Ultrasound Imaging of Engineered Bacteria Colonizing Tumors and the Gastrointestinal Tract

Genetically engineered bacteria have the potential to outperform traditional diagnostics and therapeutics. However, current tools to non-invasively monitor their activity and spatial distribution in vivo are limited. Optical imaging methods suffer from the poor penetration depth of light in tissue, while nuclear imaging methods rely on radioactive tracers. On the other hand, ultrasound is a widely available imaging modality that does not use ionizing radiation and has tissue penetration depth of several centimeters. Recently, the first genetically encoded ultrasound contrast agents based on gas vesicles were developed to link ultrasound to gene expression in bacteria. However, these first-generation acoustic reporter genes (ARGs) expressed too poorly under in vivo conditions to enable ultrasound imaging of bacteria in therapeutically relevant contexts.

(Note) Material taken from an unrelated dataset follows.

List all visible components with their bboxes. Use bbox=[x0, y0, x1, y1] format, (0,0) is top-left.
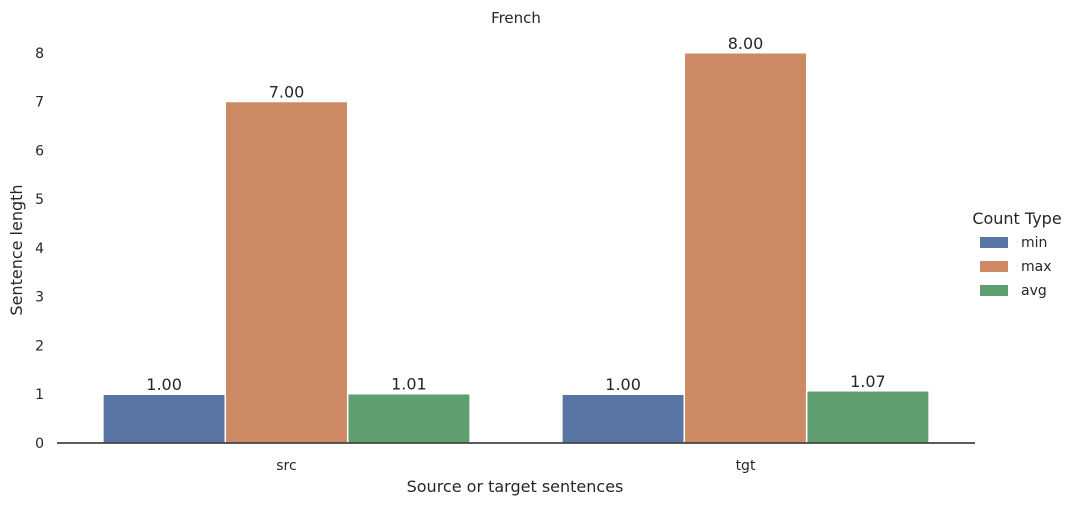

Here we present a new and improved ARG construct that produces high levels of robust gas vesicle expression in the probiotic bacterium E. coli Nissle (EcN). This second-generation ARG construct, bARG_Ser, uses genes derived from Serratia sp. ATCC 39006 and was optimized for expression in EcN. We demonstrate that with bARG_Ser, we can use ultrasound to visualize the spatial distribution of engineered EcN after they home to and colonize tumors upon systemic administration. We also demonstrate that the engineered EcN can be imaged with ultrasound when colonizing the gastrointestinal tract and can be used to non-invasively report on biomarkers of gastrointestinal inflammation. By enabling monitoring of engineered probiotic bacteria inside the body, this technology could greatly improve the development and eventual clinical use of this emerging class of microbial cell-based theranostics.